Mahallemizdeki camimiz bizim kalkanımızdır. Şehirlerdeki camilerimiz bizim zırhımızdır. Kâbe ve Mescid-i Nebevi ve Mescid-i Aksa Dünyanın bela savar kalkanlarıdır. Buralar mahzun, yetim, sahipsiz kalırsa belalar üzerimizden kalkmaz.
Bakın Kur’an’da helak olmuş kavimlerin tüm çirkefleri, dünya genelinde fazlasıyla işleniyor. Özellikle insanı şeytanlaştıran cinsiyetsizleştirme projesi çok tehlikelidir. Rusya Devlet başkanı Putin bile insanları cinsiyetsizleştirmeye çalışan bu şeytani yapıyı ülkesine sokmayacağını belirtti ve yasa tasarısı oluşturup kadın erkek evliliğini yasallaştırarak gayri insani ilişkilere müsaade etmeyeceklerini belirtti. Ama ne yazık ki bu pis iş, ülkemizde halen yasal güvence altında yürürlüktedir. İstanbul Sözleşmesi feshedilecektir, açıklaması olsa da süreç çok yavaş ilerliyor. Bir an önce şeytan ve taraftarlarını sevindirip Allah’ı gazaplandıran, yuva yıkıcı bu sözleşmeden vaz geçilmelidir. Nesillerimiz ve aile yuvası muhafaza edilmelidir. Muhalefet nerede? Her konuda eleştiren muhalefet partileri niçin bu konuda kamuoyuna en ufak bir açıklama yapmazlar?
Bir ülkede yöneticiler hata yapabilir.
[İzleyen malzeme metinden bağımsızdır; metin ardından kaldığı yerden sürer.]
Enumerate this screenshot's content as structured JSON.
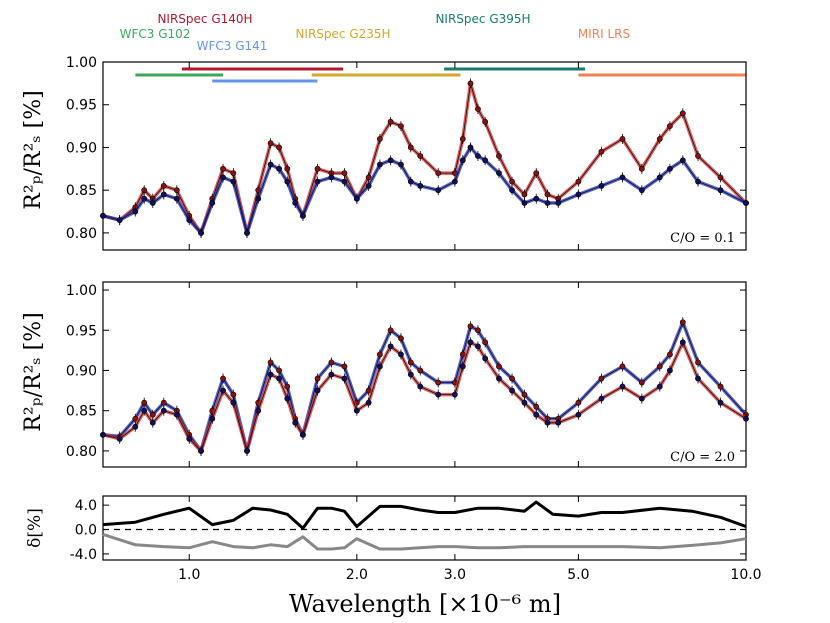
{
  "chart_data": {
    "type": "line",
    "xlabel": "Wavelength [×10⁻⁶ m]",
    "xscale": "log",
    "xlim": [
      0.7,
      10.0
    ],
    "xticks": [
      {
        "value": 1.0,
        "label": "1.0"
      },
      {
        "value": 2.0,
        "label": "2.0"
      },
      {
        "value": 3.0,
        "label": "3.0"
      },
      {
        "value": 5.0,
        "label": "5.0"
      },
      {
        "value": 10.0,
        "label": "10.0"
      }
    ],
    "instruments": [
      {
        "name": "NIRSpec G140H",
        "range": [
          0.97,
          1.89
        ],
        "color": "#b2182b"
      },
      {
        "name": "WFC3 G102",
        "range": [
          0.8,
          1.15
        ],
        "color": "#3aaa5c"
      },
      {
        "name": "WFC3 G141",
        "range": [
          1.1,
          1.7
        ],
        "color": "#6495ed"
      },
      {
        "name": "NIRSpec G235H",
        "range": [
          1.66,
          3.07
        ],
        "color": "#d4a72c"
      },
      {
        "name": "NIRSpec G395H",
        "range": [
          2.87,
          5.14
        ],
        "color": "#1a7a6e"
      },
      {
        "name": "MIRI LRS",
        "range": [
          5.0,
          10.0
        ],
        "color": "#f0825a"
      }
    ],
    "panels": [
      {
        "id": "co-0.1",
        "ylabel": "R²ₚ/R²ₛ [%]",
        "annotation": "C/O = 0.1",
        "ylim": [
          0.78,
          1.0
        ],
        "yticks": [
          "0.80",
          "0.85",
          "0.90",
          "0.95",
          "1.00"
        ],
        "x": [
          0.7,
          0.75,
          0.8,
          0.83,
          0.86,
          0.9,
          0.95,
          1.0,
          1.05,
          1.1,
          1.15,
          1.2,
          1.27,
          1.33,
          1.4,
          1.45,
          1.5,
          1.55,
          1.6,
          1.7,
          1.8,
          1.9,
          2.0,
          2.1,
          2.2,
          2.3,
          2.4,
          2.5,
          2.6,
          2.8,
          3.0,
          3.1,
          3.2,
          3.3,
          3.4,
          3.6,
          3.8,
          4.0,
          4.2,
          4.4,
          4.6,
          5.0,
          5.5,
          6.0,
          6.5,
          7.0,
          7.3,
          7.7,
          8.2,
          9.0,
          10.0
        ],
        "series": [
          {
            "name": "C/O=0.1 model (red)",
            "color": "#d62828",
            "values": [
              0.82,
              0.815,
              0.83,
              0.85,
              0.84,
              0.855,
              0.85,
              0.82,
              0.8,
              0.84,
              0.875,
              0.87,
              0.8,
              0.85,
              0.905,
              0.9,
              0.875,
              0.84,
              0.82,
              0.875,
              0.87,
              0.87,
              0.84,
              0.865,
              0.91,
              0.93,
              0.925,
              0.9,
              0.89,
              0.87,
              0.87,
              0.91,
              0.975,
              0.945,
              0.93,
              0.89,
              0.86,
              0.845,
              0.87,
              0.845,
              0.84,
              0.86,
              0.895,
              0.91,
              0.875,
              0.91,
              0.925,
              0.94,
              0.89,
              0.865,
              0.835
            ]
          },
          {
            "name": "C/O=0.1 retrieval (blue)",
            "color": "#2030c0",
            "values": [
              0.82,
              0.815,
              0.825,
              0.84,
              0.835,
              0.845,
              0.84,
              0.815,
              0.8,
              0.835,
              0.865,
              0.86,
              0.8,
              0.84,
              0.88,
              0.875,
              0.86,
              0.835,
              0.82,
              0.86,
              0.865,
              0.86,
              0.84,
              0.855,
              0.88,
              0.885,
              0.88,
              0.86,
              0.855,
              0.85,
              0.86,
              0.885,
              0.9,
              0.89,
              0.885,
              0.87,
              0.85,
              0.835,
              0.84,
              0.835,
              0.835,
              0.845,
              0.855,
              0.865,
              0.85,
              0.865,
              0.875,
              0.885,
              0.86,
              0.85,
              0.835
            ]
          }
        ]
      },
      {
        "id": "co-2.0",
        "ylabel": "R²ₚ/R²ₛ [%]",
        "annotation": "C/O = 2.0",
        "ylim": [
          0.78,
          1.01
        ],
        "yticks": [
          "0.80",
          "0.85",
          "0.90",
          "0.95",
          "1.00"
        ],
        "x": [
          0.7,
          0.75,
          0.8,
          0.83,
          0.86,
          0.9,
          0.95,
          1.0,
          1.05,
          1.1,
          1.15,
          1.2,
          1.27,
          1.33,
          1.4,
          1.45,
          1.5,
          1.55,
          1.6,
          1.7,
          1.8,
          1.9,
          2.0,
          2.1,
          2.2,
          2.3,
          2.4,
          2.5,
          2.6,
          2.8,
          3.0,
          3.1,
          3.2,
          3.3,
          3.4,
          3.6,
          3.8,
          4.0,
          4.2,
          4.4,
          4.6,
          5.0,
          5.5,
          6.0,
          6.5,
          7.0,
          7.3,
          7.7,
          8.2,
          9.0,
          10.0
        ],
        "series": [
          {
            "name": "C/O=2.0 model (blue)",
            "color": "#2030c0",
            "values": [
              0.82,
              0.818,
              0.84,
              0.86,
              0.845,
              0.86,
              0.85,
              0.82,
              0.8,
              0.85,
              0.89,
              0.87,
              0.8,
              0.86,
              0.91,
              0.9,
              0.88,
              0.84,
              0.82,
              0.89,
              0.91,
              0.905,
              0.86,
              0.875,
              0.92,
              0.95,
              0.94,
              0.91,
              0.9,
              0.885,
              0.885,
              0.92,
              0.955,
              0.95,
              0.935,
              0.905,
              0.89,
              0.87,
              0.855,
              0.84,
              0.84,
              0.86,
              0.89,
              0.905,
              0.885,
              0.905,
              0.92,
              0.96,
              0.91,
              0.88,
              0.845
            ]
          },
          {
            "name": "C/O=2.0 retrieval (red)",
            "color": "#d62828",
            "values": [
              0.82,
              0.815,
              0.83,
              0.85,
              0.835,
              0.85,
              0.845,
              0.815,
              0.8,
              0.84,
              0.875,
              0.86,
              0.8,
              0.85,
              0.895,
              0.89,
              0.865,
              0.835,
              0.82,
              0.875,
              0.895,
              0.89,
              0.85,
              0.86,
              0.905,
              0.93,
              0.92,
              0.895,
              0.88,
              0.87,
              0.87,
              0.905,
              0.935,
              0.93,
              0.915,
              0.89,
              0.875,
              0.86,
              0.845,
              0.835,
              0.835,
              0.845,
              0.865,
              0.88,
              0.865,
              0.88,
              0.9,
              0.935,
              0.89,
              0.86,
              0.84
            ]
          }
        ]
      },
      {
        "id": "residual",
        "ylabel": "δ[%]",
        "ylim": [
          -5.0,
          5.5
        ],
        "yticks": [
          "-4.0",
          "0.0",
          "4.0"
        ],
        "x": [
          0.7,
          0.8,
          0.9,
          1.0,
          1.1,
          1.2,
          1.3,
          1.4,
          1.5,
          1.6,
          1.7,
          1.8,
          1.9,
          2.0,
          2.2,
          2.4,
          2.6,
          2.8,
          3.0,
          3.3,
          3.6,
          4.0,
          4.2,
          4.5,
          5.0,
          5.5,
          6.0,
          7.0,
          8.0,
          9.0,
          10.0
        ],
        "series": [
          {
            "name": "difference (black)",
            "color": "#000000",
            "values": [
              0.8,
              1.2,
              2.5,
              3.5,
              0.8,
              1.5,
              3.5,
              3.2,
              2.5,
              0.2,
              3.5,
              3.5,
              3.0,
              0.5,
              3.8,
              3.8,
              3.2,
              2.8,
              2.8,
              3.5,
              3.5,
              3.0,
              4.5,
              2.5,
              2.2,
              2.8,
              2.8,
              3.5,
              3.0,
              2.0,
              0.5
            ]
          },
          {
            "name": "difference (gray)",
            "color": "#888888",
            "values": [
              -0.8,
              -2.5,
              -2.8,
              -3.0,
              -2.0,
              -2.8,
              -3.0,
              -2.5,
              -2.8,
              -1.2,
              -3.2,
              -3.2,
              -3.0,
              -1.5,
              -3.2,
              -3.2,
              -3.0,
              -2.8,
              -2.8,
              -3.0,
              -3.0,
              -2.8,
              -2.8,
              -2.8,
              -2.8,
              -2.8,
              -2.8,
              -3.0,
              -2.6,
              -2.2,
              -1.5
            ]
          }
        ]
      }
    ]
  }
}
Hata yapanların en hayırlılarının tövbe edip hatasından vaz geçmesidir, denilmiş. Evet, belalarla mücadele etmenin iki ayağı var. Yani halkımızı, milletimizi, ülkemizi, dünyamızı bu salgınlardan, depremlerden, çığ, sel, dolu, yangın gibi afetlerden kurtarmanın iki yolu var:
Birincisi: Umumi tövbe edip Allah’ın bize gazap etmesine neden olsan günahlarımızdan vaz geçeceğiz. Bu günahları topluma yayan kötülükleri ortadan kaldıracağız. İstanbul sözleşmesi ile açılan birçok dernek var. Bu dernekler Avrupa ve ABD’den aldıkları milyonlarca doları kötülüğü gençler arasında yaymak için kullanıyorlar. Bunların akarlarının önünü kesmek, bu ifsat şebekelerini bu ülke başta olmak üzere tüm dünyada etkisiz hale getirmek Allah’ı ve iman edenleri sevindirecektir. Çünkü bu günah ve bu proje sadece bu ülkeyi değil tüm insanlığı ilgilendiriyor.
İkincisi ise camilerimizde Allah’a tövbe ederek, af dileyerek, amel ve ibadetimizi arttırarak Allah’ı sevindirecek işlerle belaları savabiliriz. Formüle edecek olursak:
Kötülükleri, günahları ortadan kaldır+Camide amel ve ibadetini arttır=Neticesi felah, selamet, esenlik, huzur olacaktır inşallah.
SELAM SENSİN ALLAHIM! ESENLİK DE SENDENDİR!